On the news and in the papers this week was a highly critical report by the Independent Police Complaints Commission.

The report details the repeated failure of Leicestershire police to recognise that a single parent with a daughter with learning disabilities was vulnerable and was a repeat victim. Fiona Pilkington and her daughter suffered 10 years of abuse, threats and vandalism until in a state of utter despair she locked herself, her daughter and the family pet rabbit in the car and set it alight.

This was not just a failure by the police, it was a failure by the housing department, by the social services, by the community health services, her neighbours: all failed to act. This collective failure is now being repeated by the media who continue to fail to recognise and describe this for what it is - hate crime.

This is what I wrote at the time of their deaths. Unfortunately it is still needed saying:

“We know that people are abused, assaulted and even killed because of the colour of their skin.  We know that people have been the subject of violence and death threats due to their religion.  We know of people who have been kicked to death for no other reason than they were believed to be gay. 
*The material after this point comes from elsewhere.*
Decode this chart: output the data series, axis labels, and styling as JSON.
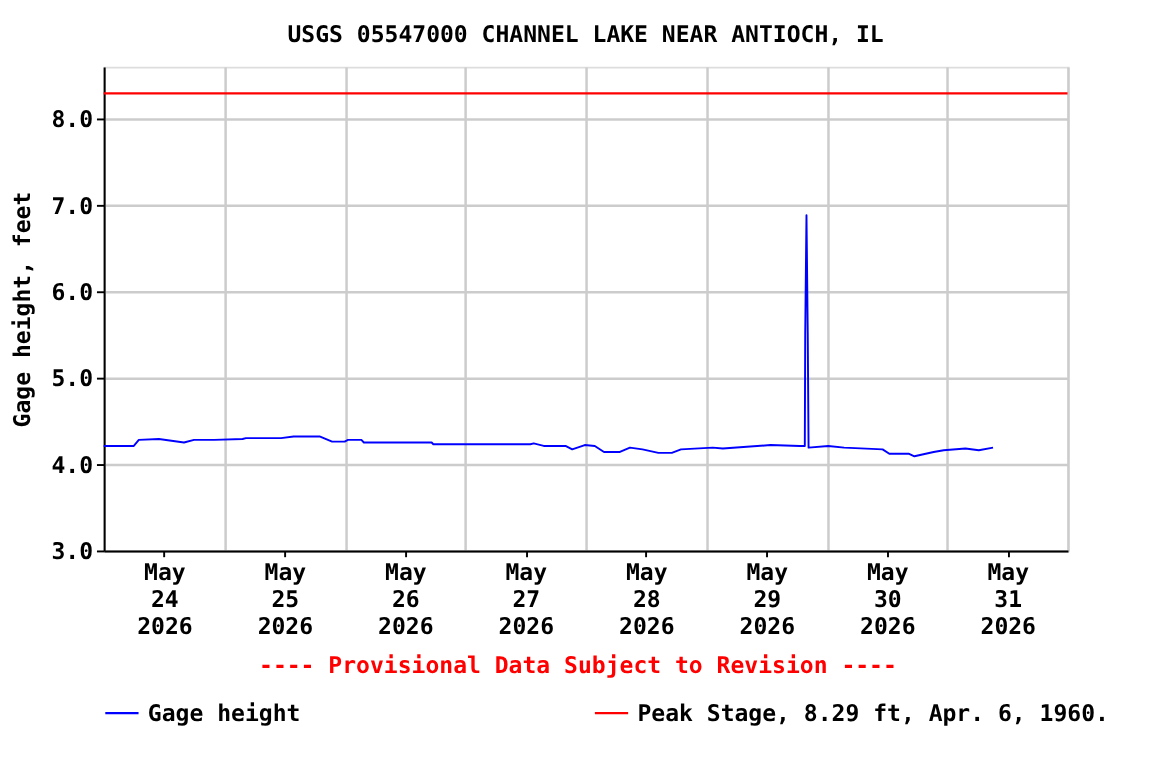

We know of people with a learning disability whose lives are made hell by local children shouting abuse and throwing stones at them in the street. We know from a survey carried out by Leonard Cheshire Foundation that one in ten disabled people have been the victim of hate crime.

To abuse and assault someone simply because of their colour, religion, sexuality or disability is a crime motivated by hate. Whilst such crimes are recognised in law as different and more serious because of their motivation, do public sector services and the general public see it this way?

If you work with people who have a learning disability your aim is to help them have a job, a home and a social life but the more you succeed the greater the risk of exposing them to the ” hate” of some in the community. Those people who don’t want “them” living here.

The abuse can get so bad it drives the individual to suicide. It happened in Leicestershire recently; a mother killed herself and her disabled daughter by dousing her car in petrol and setting it alight with the two of them inside. They were driven to this level of despair by a local gang of youths who had terrorised them for years.

Why was this allowed to happen? The main reason seems to be that those who should have offered protection did not recognise this as hate crime, dismissing it instead as antisocial behaviour. I am sure this will not be the only place or the only example of the public sector services failing to recognise hate crime.

How do we get agencies to recognise hate crime?

Clearly there is much that can be done through raising awareness. Police, housing, schools and social service staff can gain an insight into the experience of those who have been the subject of prolonged and ongoing abuse and violence by hearing their stories. Agencies can adopt a more sympathetic response and challenge their own attitudes in much the same way as police and housing officers have done in relation to domestic violence.

And like domestic violence this is not just about getting agencies to treat these offences more seriously and use the law more effectively, it is about changing attitudes in the wider community.

This starts in schools and involves recognising the difference between bullying which is unpleasant and unacceptable and homophobic bullying or racism which is a crime. It means being able to defend this position against the popular media’s cries of political correctness, in much the same way as treating this in the wider community not as antisocial behaviour but criminal behaviour.”